No início deste julgamento, Inês Sanches optou pelo silêncio e disse apenas que não queria prestar declarações. Mas esta quarta-feira, precisamente um mês depois da primeira sessão, e já com as mãos livres das algemas que lhe prendem as mãos sempre que entra na sala do Tribunal de Setúbal, a mãe de Jéssica começou a falar: “Disseram que matavam a minha família e matavam os outros filhos”. O coletivo de juízes quis perceber o que aconteceu nas semanas antes da morte de Jéssica, mas Inês Sanches não foi clara e obrigou o juiz Pedro Godinho a pedir para evitar “salpicos de verdade aqui e ali”. “Só quero perceber o que ia na sua cabeça”, foi repetindo. Mas o coletivo recebeu, sobretudo, contradições.

Habitualmente, estão também na sala, sentados ao lado de Inês Sanches, os outros quatro arguidos deste processo — três continuam detidos e o único arguido que não está acusado do crime de homicídio está em liberdade. Mas esta quarta-feira de manhã, a pedido da mãe de Jéssica, nenhum deles está presente.
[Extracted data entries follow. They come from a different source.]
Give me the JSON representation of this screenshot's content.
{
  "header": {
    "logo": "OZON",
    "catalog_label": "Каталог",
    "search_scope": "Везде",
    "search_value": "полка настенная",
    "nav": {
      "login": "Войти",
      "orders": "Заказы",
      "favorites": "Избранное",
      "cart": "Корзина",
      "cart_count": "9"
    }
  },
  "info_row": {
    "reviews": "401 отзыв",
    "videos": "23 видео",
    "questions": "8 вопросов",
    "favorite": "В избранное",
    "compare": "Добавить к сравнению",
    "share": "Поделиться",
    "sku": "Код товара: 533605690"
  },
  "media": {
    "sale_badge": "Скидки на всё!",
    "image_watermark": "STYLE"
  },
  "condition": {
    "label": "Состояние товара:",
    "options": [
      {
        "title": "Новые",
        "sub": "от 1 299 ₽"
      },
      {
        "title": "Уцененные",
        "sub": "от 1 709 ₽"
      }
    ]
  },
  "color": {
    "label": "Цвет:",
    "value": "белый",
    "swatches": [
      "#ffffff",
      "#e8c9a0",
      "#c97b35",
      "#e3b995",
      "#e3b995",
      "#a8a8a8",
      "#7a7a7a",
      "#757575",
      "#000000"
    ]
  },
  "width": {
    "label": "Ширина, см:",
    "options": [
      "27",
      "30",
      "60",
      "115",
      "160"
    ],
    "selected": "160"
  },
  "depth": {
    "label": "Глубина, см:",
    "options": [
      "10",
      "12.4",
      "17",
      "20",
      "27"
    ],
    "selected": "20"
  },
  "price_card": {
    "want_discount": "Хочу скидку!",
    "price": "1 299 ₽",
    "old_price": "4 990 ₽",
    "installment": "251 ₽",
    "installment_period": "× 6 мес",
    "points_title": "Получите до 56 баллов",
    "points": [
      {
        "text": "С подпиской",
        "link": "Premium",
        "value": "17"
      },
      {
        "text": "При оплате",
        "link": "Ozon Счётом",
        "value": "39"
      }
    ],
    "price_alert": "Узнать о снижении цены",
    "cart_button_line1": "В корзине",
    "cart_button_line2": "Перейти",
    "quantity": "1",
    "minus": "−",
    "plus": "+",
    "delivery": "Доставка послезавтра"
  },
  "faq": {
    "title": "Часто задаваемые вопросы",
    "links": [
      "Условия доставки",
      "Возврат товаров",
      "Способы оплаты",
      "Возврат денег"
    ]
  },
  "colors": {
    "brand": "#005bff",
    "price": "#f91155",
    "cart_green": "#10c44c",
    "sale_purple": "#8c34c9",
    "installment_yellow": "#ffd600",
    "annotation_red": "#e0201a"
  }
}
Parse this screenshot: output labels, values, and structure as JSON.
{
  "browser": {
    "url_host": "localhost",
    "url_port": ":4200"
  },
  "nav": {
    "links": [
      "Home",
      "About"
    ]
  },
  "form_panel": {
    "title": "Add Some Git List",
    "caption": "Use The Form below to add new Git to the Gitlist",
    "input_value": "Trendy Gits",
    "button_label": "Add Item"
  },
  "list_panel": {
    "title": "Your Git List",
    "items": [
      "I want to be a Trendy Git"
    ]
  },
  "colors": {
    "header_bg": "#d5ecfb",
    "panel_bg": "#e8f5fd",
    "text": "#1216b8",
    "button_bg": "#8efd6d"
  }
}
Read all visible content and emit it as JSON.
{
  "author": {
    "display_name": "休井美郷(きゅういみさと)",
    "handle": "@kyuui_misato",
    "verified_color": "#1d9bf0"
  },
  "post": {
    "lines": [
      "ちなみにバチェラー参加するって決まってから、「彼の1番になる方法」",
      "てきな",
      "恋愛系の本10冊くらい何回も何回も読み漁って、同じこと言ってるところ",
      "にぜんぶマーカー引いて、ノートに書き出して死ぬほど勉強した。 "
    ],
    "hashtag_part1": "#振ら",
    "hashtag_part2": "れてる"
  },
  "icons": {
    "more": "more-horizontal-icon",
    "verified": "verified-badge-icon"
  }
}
Já no período da tarde, os cinco arguidos entraram na sala, sentaram-se, Inês Sanches disse que não queria falar mais e só quando a advogada da mãe de Jéssica pediu a saída dos restantes arguidos é que Inês aceitou continuar a falar. “Vamos embora para ela dizer o que quer”, disse Esmeralda, enquanto saía da sala, já algemada.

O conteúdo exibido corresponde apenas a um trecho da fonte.